IG Metall sieht 27.000 Stahl-Jobs in Gefahr
ESSEN Mit einem leidenschaftlichen Appell hat sich die IG Metall an die Öffentlichkeit gewendet: „Der Staat muss bei Thyssenkrupp Steel einsteigen, alleine wird es das Unternehmen nicht schaffen“, sagte Jürger Kerner, Gewerkschaftsvorstand und Vizechef des Konzern-Aufsichtsrats. „Sonst sind in Nordrhein-Westfalen 27.000 Stahl-Arbeitsplätze in Gefahr.“Konzernweit gehe es um 150.000 Stellen.
Zuvor hatten Betriebsrat und IG Metall die Stahlkocher auf einer Betriebsversammlung über die dramatische Lage informiert. Das Unternehmen brauche dringend Liquidität,
mahnte Kerner. „Thyssenkrupp Steel ist mit Vorerkrankung in die Corona-Krise gegangen, nun hat es uns am schlimmsten erwischt.“In den ersten neun Monaten hatte die Stahlsparte einen Verlust von 700 Millionen Euro gemacht.
Am 16. Oktober wollen Tausende Stahlkocher auf den Rheinwiesen in Düsseldorf demonstrieren, um Ministerpräsident Armin Laschet (CDU) den Ernst der Lage klarzumachen und zum Einstieg des Landes in das Unternehmen zu bewegen.
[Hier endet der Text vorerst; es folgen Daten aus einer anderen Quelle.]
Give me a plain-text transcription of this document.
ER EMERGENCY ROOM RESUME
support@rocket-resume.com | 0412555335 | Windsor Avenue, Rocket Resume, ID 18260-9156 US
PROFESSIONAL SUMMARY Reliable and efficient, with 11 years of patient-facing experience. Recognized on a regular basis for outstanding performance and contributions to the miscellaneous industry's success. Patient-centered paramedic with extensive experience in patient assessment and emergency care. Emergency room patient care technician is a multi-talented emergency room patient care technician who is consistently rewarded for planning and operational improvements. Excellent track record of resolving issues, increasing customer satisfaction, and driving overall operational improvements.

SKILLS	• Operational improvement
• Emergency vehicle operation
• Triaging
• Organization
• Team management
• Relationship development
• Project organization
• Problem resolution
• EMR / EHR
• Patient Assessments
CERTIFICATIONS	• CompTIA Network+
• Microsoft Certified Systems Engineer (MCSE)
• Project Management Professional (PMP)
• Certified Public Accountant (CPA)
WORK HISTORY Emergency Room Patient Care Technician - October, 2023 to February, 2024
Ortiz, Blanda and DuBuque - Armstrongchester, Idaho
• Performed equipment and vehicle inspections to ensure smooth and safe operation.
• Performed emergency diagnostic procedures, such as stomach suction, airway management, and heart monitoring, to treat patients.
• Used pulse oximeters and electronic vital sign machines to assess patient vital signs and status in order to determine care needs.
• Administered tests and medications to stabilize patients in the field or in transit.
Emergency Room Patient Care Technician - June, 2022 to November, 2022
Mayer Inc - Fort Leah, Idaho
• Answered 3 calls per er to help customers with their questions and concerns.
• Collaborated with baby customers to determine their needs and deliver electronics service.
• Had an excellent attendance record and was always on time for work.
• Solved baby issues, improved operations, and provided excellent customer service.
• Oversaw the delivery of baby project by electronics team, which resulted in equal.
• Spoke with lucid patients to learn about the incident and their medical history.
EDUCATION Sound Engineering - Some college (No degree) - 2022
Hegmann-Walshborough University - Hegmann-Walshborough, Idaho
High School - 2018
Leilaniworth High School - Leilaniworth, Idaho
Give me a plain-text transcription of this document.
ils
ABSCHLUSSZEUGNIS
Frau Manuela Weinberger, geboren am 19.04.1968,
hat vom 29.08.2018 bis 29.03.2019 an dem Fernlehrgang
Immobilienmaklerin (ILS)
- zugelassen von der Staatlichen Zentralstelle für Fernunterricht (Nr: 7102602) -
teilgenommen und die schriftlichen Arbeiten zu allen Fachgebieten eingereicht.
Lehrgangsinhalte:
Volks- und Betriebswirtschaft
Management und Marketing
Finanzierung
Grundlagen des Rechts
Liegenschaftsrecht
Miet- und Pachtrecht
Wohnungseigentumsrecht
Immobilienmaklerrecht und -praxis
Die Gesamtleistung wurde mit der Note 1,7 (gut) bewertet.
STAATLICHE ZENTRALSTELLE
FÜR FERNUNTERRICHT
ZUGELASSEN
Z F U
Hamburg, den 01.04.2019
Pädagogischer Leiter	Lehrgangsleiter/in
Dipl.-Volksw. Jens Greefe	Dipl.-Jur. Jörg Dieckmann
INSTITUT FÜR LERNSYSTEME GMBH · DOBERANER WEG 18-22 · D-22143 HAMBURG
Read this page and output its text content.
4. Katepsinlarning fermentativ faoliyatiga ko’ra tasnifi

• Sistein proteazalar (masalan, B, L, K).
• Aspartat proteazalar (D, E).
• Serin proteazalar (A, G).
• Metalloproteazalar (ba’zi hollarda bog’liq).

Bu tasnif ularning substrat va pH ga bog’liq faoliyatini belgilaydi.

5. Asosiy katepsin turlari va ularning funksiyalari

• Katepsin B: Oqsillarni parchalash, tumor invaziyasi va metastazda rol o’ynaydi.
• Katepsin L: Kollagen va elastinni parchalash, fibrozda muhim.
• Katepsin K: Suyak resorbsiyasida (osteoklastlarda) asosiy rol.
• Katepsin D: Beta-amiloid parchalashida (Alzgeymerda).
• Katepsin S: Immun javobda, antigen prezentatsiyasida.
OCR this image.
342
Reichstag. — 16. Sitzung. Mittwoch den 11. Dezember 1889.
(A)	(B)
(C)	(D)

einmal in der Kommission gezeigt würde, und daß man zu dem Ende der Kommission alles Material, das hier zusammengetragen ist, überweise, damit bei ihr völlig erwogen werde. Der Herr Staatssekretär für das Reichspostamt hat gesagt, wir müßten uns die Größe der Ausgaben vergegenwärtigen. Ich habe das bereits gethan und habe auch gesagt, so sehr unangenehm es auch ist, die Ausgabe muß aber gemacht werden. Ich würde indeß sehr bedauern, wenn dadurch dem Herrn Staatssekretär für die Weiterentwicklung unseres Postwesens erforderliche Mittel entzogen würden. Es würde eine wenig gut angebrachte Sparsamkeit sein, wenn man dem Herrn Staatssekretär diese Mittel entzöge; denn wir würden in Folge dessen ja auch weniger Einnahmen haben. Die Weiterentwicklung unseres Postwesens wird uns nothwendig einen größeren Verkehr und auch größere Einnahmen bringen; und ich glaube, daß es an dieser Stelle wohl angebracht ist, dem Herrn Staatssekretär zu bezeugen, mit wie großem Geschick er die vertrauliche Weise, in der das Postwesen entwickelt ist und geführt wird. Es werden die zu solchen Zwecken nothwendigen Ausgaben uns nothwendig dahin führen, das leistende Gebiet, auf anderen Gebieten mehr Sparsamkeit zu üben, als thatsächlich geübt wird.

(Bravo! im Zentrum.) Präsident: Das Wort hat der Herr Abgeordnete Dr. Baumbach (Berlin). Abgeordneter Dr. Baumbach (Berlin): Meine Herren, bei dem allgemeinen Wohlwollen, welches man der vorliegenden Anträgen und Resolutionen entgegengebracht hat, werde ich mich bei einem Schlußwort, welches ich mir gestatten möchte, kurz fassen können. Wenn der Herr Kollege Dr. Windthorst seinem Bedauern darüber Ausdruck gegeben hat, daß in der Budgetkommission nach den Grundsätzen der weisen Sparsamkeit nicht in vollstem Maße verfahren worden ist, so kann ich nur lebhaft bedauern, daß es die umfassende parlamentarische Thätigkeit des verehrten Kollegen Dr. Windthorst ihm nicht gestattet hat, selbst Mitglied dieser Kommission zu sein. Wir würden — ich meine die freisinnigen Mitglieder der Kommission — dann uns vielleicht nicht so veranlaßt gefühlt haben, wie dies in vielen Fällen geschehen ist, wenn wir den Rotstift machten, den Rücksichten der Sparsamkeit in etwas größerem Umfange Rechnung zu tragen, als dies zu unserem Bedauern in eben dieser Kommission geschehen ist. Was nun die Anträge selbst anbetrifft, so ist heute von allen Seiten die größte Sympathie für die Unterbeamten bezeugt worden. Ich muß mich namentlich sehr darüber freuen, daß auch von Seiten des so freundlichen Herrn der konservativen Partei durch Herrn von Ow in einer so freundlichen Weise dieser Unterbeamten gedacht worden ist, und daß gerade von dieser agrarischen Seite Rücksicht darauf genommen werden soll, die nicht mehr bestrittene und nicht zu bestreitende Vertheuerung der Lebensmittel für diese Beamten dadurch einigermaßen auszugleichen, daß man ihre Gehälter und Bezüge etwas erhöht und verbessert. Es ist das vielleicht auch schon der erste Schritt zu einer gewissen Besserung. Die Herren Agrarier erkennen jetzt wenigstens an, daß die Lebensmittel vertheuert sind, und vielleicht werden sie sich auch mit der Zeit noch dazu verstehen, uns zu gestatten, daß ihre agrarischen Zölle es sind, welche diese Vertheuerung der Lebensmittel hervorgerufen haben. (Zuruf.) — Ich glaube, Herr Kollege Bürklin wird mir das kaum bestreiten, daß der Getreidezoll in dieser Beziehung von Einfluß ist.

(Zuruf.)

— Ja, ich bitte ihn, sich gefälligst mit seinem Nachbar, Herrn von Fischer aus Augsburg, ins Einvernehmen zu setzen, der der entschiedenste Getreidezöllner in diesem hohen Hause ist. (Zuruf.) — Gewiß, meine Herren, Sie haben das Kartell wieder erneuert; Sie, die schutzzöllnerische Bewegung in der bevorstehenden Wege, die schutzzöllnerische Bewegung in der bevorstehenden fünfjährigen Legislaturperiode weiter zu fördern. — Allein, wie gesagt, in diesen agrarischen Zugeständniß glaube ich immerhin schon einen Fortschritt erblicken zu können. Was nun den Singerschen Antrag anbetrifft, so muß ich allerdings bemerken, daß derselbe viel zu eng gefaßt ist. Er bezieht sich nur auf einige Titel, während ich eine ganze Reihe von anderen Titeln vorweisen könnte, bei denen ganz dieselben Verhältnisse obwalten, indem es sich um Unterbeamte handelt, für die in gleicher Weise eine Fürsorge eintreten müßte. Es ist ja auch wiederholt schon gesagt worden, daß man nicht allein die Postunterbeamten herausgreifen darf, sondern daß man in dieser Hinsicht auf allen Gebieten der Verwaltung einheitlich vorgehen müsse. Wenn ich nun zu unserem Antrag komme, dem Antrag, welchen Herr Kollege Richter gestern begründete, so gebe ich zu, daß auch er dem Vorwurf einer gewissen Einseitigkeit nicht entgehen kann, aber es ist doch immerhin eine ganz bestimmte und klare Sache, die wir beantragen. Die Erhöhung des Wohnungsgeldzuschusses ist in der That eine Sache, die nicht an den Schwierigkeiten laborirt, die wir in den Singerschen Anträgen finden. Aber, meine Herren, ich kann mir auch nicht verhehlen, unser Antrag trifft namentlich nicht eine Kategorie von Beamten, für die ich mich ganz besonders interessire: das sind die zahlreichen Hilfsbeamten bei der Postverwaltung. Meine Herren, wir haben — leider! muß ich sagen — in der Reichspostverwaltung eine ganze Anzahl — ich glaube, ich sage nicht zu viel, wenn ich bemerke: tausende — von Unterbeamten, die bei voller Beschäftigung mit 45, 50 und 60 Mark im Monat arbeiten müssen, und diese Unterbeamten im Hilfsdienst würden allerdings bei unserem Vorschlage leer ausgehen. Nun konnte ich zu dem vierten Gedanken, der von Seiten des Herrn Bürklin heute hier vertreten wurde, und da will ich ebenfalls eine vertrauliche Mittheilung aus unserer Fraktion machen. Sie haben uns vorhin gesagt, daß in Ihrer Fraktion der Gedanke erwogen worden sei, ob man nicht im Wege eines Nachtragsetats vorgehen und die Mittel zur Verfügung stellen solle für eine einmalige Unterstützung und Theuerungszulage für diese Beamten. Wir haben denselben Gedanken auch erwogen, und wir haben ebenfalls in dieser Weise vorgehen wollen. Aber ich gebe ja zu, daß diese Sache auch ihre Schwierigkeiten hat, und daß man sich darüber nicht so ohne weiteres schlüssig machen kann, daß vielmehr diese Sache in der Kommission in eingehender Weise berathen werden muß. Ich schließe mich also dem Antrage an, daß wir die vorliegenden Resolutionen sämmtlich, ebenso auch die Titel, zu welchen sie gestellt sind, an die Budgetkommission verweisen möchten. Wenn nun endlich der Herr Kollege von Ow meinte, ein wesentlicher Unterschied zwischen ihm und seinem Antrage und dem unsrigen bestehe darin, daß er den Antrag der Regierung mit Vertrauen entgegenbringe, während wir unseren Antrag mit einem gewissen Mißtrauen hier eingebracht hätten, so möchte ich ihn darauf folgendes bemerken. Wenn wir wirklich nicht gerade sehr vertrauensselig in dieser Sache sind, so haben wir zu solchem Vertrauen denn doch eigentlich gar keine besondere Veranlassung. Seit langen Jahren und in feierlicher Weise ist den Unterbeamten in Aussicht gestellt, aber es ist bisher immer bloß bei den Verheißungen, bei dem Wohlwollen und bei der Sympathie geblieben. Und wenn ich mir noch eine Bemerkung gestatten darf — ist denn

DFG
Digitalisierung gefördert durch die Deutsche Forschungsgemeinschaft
Eine Demonstration direkt vor Landtag und Staatskanzlei ist wegen der Corona-Auflagen nicht möglich.
„Man darf nicht nur Sprüche machen“, sagte Knut Giesler, Chef der
Gewerkschaft in NRW, mit Blick auf den Ministerpräsidenten. „Herr Laschet, Sie müssen jetzt handeln.“Die Beispiele Salzgitter und Saarstahl zeigten, dass eine Staatsbeteiligung gut funktionieren könne, so Giesler. Bei Salzgitter ist das Land Niedersachsen investiert, bei Saarstahl das Saarland.
Hinter den Kulissen laufen die Verhandlungen bereits, es wird bereits über drei bis vier Milliarden Euro gesprochen, die die Politik zur Verfügung stellen könnte. Offiziell winken Bund und Land aber noch ab. „Ich glaube nicht, dass Verstaatlichung im Augenblick die richtige Antwort ist“, sagte Bundeswirtschaftsminister Peter Altmaier (CDU). Ähnlich äußerte sich der Ministerpräsident: „Thyssenkrupp ist und bleibt eine ernste Situation“, sagte Laschet in Berlin. Es gehe darum, das Unternehmen beim Übergang zur Produktion von grünem Stahl mit Hilfe von Wasserstoff zu unterstützen. „Deshalb stehen staatliche Beteiligungen derzeit nicht auf der Tagesordnung“, sagte Laschet.
Tekin Nassikol, Chef des Stahl-Betriebsrates, will das nicht hinnehmen: „Die Kollegen erwarten von Laschet, dass er hilft. Sie verstehen nicht, wieso der Staat bei der Lufthansa mit Milliarden einsteigt, bei uns aber nicht.“Thyssenkrupp Steel sei kein Zombie-Unternehmen. „Wir haben jahrelang Milliarden-Gewinne
gemacht.“Der Konzern formuliert vorsichtiger: „Für eine nachhaltige Zukunftsfähigkeit beim Stahl braucht es staatliche Unterstützung.“Doch er spricht auch mit Investoren. „Wir sind unverändert in Gesprächen mit industriellen Partnern. In diesem Optionenraum gibt es keine Denkverbote“, so ein Sprecher.
Zu den Interessenten zählen die indische Tata, die chinesische Baosteel und die schwedische SSAB. Für die IG Metall sind das keine Alternativen: „Das bedeutet Zerschlagung, Filetierung, Verramschen.“Wenn NRW nicht einsteige, trage Laschet die Verantwortung für den Jobabbau, betonte Giesler.